Are you thinking about parking all wrong?

I made the mistake of looking at the comments below this news item from Melbourne in Australia. It discusses a proposal to make zero-parking residential developments easier for local governments to allow (in certain circumstances).

It is a modest proposal. But many of those commenting on the article are utterly outraged, asking how anyone could be so extreme or so crazy to want to allow buildings with no on-site parking. Why are they so shocked and angry?

I think these reactions are based in a particular mindset on parking.

This mindset has been fostered for decades by mainstream planning for parking and is still being reinforced in most cities. Most people never question it. Proposals that are not consistent with this mindset will seem shocking to such people.

The parking revolution we talk about at Reinventing Parking depends on very different mindsets on parking supply.

Three weeks ago, at the 6th Asia Pacific Urban Forum in Jakarta, I had eight minutes to try to change some parking mindsets. Here is a summary of what I showed and said.

Rethink Parking Planning!

Most cities plan parking  in the same way they plan toilets

In other words, planning for parking thinks of parking as an ancillary infrastructure service needed with every building, just like the plumbing and washrooms. 
Most local government planning or zoning codes have on-site toilet requirements for most land uses that look just like their minimum parking requirements, except the numbers are different. Parking standards look just like restroom standards.

But parking is NOT like toilets!

Toilet requirements actually do help people not to have to go outdoors. And we don't need much enforcement to make public urination or defecation a rare event. By contrast, most motorists prefer parking in the street when possible. So off-street parking minimums make little difference unless matched by strong on-street parking management that nudges motorist parking choices around.

We are confident we can predict toilet usage rates far into the future. Does anyone seriously think parking usage rates will remain as now in 2040? Or even in 2025?

The costs of providing more than enough restrooms are modest. Not so in the case of parking.

The impact on the built environment and on human behaviour of having more than enough toilets is negligible.
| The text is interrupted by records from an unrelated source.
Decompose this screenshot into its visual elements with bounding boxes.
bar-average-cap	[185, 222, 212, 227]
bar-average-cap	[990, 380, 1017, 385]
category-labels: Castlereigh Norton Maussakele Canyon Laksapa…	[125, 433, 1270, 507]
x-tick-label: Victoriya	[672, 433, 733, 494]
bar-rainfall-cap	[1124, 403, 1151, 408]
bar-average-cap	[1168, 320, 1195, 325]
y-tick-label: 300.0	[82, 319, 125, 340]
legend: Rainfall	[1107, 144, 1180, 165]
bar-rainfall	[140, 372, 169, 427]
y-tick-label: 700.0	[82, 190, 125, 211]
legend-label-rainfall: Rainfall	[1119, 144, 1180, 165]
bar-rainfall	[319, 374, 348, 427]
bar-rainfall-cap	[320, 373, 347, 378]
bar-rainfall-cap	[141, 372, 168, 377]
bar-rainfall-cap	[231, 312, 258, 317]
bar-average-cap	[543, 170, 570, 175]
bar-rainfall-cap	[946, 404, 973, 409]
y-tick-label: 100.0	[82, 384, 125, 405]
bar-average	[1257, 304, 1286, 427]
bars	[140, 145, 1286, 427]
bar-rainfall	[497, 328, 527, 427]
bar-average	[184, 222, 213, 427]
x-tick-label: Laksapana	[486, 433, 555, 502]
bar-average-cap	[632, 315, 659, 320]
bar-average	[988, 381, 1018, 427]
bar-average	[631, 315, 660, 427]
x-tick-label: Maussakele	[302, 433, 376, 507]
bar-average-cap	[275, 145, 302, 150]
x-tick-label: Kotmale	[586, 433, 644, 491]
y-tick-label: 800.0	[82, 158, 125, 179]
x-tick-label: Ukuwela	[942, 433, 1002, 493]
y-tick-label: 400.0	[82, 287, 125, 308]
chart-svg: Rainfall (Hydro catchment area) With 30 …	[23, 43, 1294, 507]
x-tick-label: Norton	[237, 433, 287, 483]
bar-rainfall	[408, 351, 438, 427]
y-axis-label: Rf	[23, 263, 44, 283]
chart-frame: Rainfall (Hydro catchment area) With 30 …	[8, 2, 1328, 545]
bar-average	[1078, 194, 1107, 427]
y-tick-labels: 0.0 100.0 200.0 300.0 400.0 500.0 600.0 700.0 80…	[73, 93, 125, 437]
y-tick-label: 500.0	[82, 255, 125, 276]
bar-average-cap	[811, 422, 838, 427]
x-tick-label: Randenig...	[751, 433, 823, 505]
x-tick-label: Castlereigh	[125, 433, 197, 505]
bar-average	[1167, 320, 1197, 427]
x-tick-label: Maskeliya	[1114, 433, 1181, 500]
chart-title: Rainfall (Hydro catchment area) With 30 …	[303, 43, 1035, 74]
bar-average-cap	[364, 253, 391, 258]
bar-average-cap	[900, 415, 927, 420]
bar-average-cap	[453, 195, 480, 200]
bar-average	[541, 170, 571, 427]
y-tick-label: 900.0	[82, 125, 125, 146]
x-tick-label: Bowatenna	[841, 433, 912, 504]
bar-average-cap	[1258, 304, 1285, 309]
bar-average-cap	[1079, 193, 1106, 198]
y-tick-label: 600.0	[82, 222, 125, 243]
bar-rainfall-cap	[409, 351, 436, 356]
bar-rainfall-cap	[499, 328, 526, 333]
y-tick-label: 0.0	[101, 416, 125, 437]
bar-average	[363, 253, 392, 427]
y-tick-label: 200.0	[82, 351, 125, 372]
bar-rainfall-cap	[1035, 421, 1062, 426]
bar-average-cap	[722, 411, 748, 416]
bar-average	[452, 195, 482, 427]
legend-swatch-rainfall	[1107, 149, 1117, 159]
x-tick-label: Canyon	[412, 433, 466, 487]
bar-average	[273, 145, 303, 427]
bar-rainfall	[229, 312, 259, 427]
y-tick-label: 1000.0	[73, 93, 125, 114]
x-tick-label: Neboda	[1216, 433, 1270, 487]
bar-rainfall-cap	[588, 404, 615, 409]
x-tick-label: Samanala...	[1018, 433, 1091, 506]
Not so in places where plentiful parking is required on every development site.

Forcing every site to have plentiful on-site parking is harmful

In any case, the way to encourage developers to build about the right amount of parking is to make sure on-street parking is well managed.  

So how should we think about parking planning?

1. Think of on-street parking as a “commons”

On-street parking is not private property. No individual person or company owns it.

It is a commons. And, just like a river is prone to over-fishing unless fishing is regulated and managed, an on-street parking commons without good management is prone to over-use, which results in parking saturation in busy areas at busy times.

Believers in minimum parking standards tend not to have much faith in on-street parking management.  Or they are hostile to it. They don't believe that the parking commons can or should be intensively managed.

I say on-street parking can and should be well managed.

2.  Think of off-street parking as a real-estate service for each area (not each site)

Off-street parking is different. Unlike on-street parking, most of it is private property. The supply is not fixed. The real estate industry can provide more or less, depending on the returns on their investment and other incentives.

An important focus of good on-street parking management should be to make sure developers, building owners, purchasers and tenants all know that there will be no free-riding on on-street parking.

For example, residents of new buildings built after easing of parking minimums, can be made ineligible for on-street parking permits. This has actually already been done by Moreland Council in Melbourne, which was the focus of the news item mentioned at the top of this post.

Once we are more confident in on-street parking management, we can all relax and let the real estate industry worry about how much parking to provide with each development. Let developers take the risk and pay the price if they get it wrong and provide too much or too little parking.

Have you changed your parking mindset?

Proposals to deregulate parking supply will not make sense if you think of parking as essential ancillary infrastructure for each development (like toilets).

So think differently.

1.  Think of on-street parking as a commons that can and should be managed.

2.  Think of off-street parking as a real-estate based service for each area. Like hot food outlets or meeting rooms or hotel rooms, we can let the market-based real-estate industry handle its supply.

With this parking mindset, proposals for zero-parking buildings right next to urban rail stations make perfect sense.

[UPDATE January 2017:  The Walkable Parking mindset is another way to explain these ideas. 

If they resonate for you, then you might want to try the new Local Parking Assessment kit. It allows you to assess any small study area and its potential for embracing the Walkable Parking mindset. If you are keen on parking success without parking excess, then I think you will find it useful and thought-provoking.

The kit is a gift for new subscribers to Reinventing Parking. So to get access simply enter your email address in the box below or at the top of this page and click "subscribe".]


  1. Who did you survey to determine that people like parking in the street? I would argue this is absolutely incorrect. Parking lot parking is SO much more convenient & easy, generally! Having to search for an on-street parking space, then dealing with the stress of attempting to park while traffic is passing by (especially if it's parallel parking), and worrying about someone hitting your car are all things that are much easier in a parking lot! I'd even prefer a parking garage to on-street parking, generally. This is probably true for most people in the U.S. I can't speak for people in other countries though.